Byatt’s first novel The Shadow of the Sun was published by Chatto in 1964. “Twenty-three other spectacular novels and works of criticism followed" the publisher said, "including: the stunning sequence known as the Frederica Quartet; Possession (1990), a romantic tour de force about a pair of young scholars investigating the lives of two Victorian poets, which was an eminent winner of the Booker Prize; and The Children’s Book (2009), shortlisted for the Booker Prize and winner of the James Tait Black Memorial Prize.”
Byatt became a CBE in 1990 and a DBE in 1999. In 2014, a coleopterist working in Central and South America named a species of iridescent beetle in her honour (Euhylaeogena byattae Hespenheide), inspired by her portrayal of naturalists in the novella ‘Morpho Eugenia’ in Angels and Insects (1992). She received the Erasmus Prize in 2016, awarded by the king of the Netherlands at a ceremony in the Royal Palace of Amsterdam.
Clara Farmer, her publisher at Chatto & Windus, said: “Antonia’s books are the most wonderful jewel-boxes of stories and ideas. Her compulsion to write (A4 blue notebook always to hand) and her ability to create intricate skeins of narrative was remarkable. It was always a treat to see her, to hear updates about her evolving literary characters and indulge in delicious titbits of literary gossip. Like all Chatto’s publishers before me, I was devoted to her and her writing. 2024 would have been her 60th (Diamond) anniversary as a Chatto author. We mourn her loss but it’s a comfort to know that her penetrating works will dazzle, shine and refract in the minds of readers for generations to come.”
Zoë Waldie, her literary agent at RCW, added: “Antonia used to say that making things out of language was the most exciting thing she knew. She did this magnificently over many decades and held readers spellbound. Her formidable erudition and passion for language were combined with a love of scholarship and an astonishing memory, forged by learning poetry and rules for spelling and grammar by heart as a child. Her writing is multi-layered, endlessly varied and deeply intellectual, threaded through with myths and metaphysics. She adored George Eliot and Proust, also Terry Pratchett. She was interested in so many things; phone calls with her about work were never routine, nor brief, and would reliably and joyfully digress to the topic of a painter or new exhibition, or to a European writer she’d just discovered, or to how the brain works, or to the tennis on television, or travel... She was a committed Europhile and relished getting to know her many foreign publishers and translators, on the continent and beyond. She was avidly interested in new writing and delighted in championing upcoming authors. We are heartbroken to have lost her, and our thoughts are with her family.”

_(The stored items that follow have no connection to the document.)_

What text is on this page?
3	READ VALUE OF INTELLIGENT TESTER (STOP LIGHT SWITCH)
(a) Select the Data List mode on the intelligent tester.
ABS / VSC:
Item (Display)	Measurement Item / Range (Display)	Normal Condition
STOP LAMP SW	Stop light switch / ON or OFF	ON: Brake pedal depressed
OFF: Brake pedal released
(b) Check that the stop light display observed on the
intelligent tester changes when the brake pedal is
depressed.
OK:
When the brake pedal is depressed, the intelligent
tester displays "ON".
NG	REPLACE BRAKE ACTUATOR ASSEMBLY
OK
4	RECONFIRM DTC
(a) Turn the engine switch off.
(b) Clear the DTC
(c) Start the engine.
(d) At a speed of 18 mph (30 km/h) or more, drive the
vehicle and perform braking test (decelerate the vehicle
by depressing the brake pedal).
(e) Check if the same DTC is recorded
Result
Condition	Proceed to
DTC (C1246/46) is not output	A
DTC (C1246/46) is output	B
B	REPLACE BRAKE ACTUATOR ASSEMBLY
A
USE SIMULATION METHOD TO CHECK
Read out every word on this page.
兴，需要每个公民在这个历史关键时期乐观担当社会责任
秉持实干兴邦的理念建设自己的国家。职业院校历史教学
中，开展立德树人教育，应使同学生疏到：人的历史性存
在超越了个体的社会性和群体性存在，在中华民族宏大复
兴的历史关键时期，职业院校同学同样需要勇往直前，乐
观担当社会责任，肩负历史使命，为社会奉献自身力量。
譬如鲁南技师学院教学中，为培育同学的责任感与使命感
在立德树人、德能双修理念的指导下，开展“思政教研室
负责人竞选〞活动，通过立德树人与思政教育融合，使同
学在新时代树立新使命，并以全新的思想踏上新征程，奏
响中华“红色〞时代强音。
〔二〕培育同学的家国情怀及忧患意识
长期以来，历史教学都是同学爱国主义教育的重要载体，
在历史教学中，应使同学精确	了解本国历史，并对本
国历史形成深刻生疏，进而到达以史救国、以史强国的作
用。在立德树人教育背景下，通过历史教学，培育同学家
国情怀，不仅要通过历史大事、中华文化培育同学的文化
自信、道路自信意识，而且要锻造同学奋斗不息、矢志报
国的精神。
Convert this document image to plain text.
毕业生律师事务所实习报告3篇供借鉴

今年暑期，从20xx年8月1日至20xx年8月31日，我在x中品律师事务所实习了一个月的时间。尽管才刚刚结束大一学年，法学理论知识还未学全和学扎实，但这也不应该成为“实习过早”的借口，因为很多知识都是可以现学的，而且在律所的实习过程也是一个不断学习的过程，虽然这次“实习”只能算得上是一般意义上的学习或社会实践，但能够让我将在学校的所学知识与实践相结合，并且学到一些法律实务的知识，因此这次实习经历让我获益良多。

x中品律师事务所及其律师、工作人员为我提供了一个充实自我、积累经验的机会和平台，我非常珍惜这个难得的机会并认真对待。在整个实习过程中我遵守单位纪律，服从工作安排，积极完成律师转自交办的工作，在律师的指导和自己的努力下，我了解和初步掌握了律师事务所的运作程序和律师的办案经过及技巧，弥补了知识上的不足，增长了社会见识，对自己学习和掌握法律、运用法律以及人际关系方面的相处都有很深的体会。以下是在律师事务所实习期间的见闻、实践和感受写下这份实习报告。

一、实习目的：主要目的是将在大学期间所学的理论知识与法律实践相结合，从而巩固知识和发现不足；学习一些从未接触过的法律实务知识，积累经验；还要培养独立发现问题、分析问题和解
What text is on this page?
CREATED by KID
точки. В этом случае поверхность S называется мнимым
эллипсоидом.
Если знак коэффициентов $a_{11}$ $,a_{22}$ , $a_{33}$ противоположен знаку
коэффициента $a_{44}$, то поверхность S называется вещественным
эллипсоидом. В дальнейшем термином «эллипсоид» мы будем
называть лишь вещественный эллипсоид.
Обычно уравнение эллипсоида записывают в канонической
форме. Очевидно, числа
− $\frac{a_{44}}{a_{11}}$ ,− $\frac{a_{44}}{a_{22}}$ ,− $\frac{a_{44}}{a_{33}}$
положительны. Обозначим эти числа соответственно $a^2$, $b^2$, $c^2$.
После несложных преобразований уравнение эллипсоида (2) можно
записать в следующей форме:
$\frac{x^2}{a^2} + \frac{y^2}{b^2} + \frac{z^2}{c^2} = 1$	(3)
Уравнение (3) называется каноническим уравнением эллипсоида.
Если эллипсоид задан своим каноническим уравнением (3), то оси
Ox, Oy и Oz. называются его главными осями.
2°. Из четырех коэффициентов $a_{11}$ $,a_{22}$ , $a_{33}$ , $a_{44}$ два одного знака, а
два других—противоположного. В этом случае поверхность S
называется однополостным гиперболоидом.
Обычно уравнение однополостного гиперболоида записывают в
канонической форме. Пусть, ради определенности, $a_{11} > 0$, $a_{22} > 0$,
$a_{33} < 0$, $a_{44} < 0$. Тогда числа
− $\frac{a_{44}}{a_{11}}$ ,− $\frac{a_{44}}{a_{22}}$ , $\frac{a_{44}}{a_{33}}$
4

Jenny Uglow, her long-term editor, also commented: “Working with Antonia Byatt was full of surprises. She was fascinated by metamorphosis, from the unexpected turn of individual lives, which she explored in early books like Still Life, to the chilling fantasy of short stories like ‘A Stone Woman’, and she was defiantly original, as with the inclusion of the poetry in Possession, or the form of her most original book, The Biographer’s Tale. Like many writers, she could hold the germ of a story in her head for a long time, sometimes for years, but when it emerged she would work on it assiduously in her notebooks and in conversations, reading widely to clarify the background of intellectual movements and artistic ideas, and mapping every scene in detail in her head, from the colours of clothes and the names of minor characters – which were often bizarre – to the complexity of train timetables. Finally, the shape was fully formed in her mind. Then it would flow on to the page, with not a change to be made.”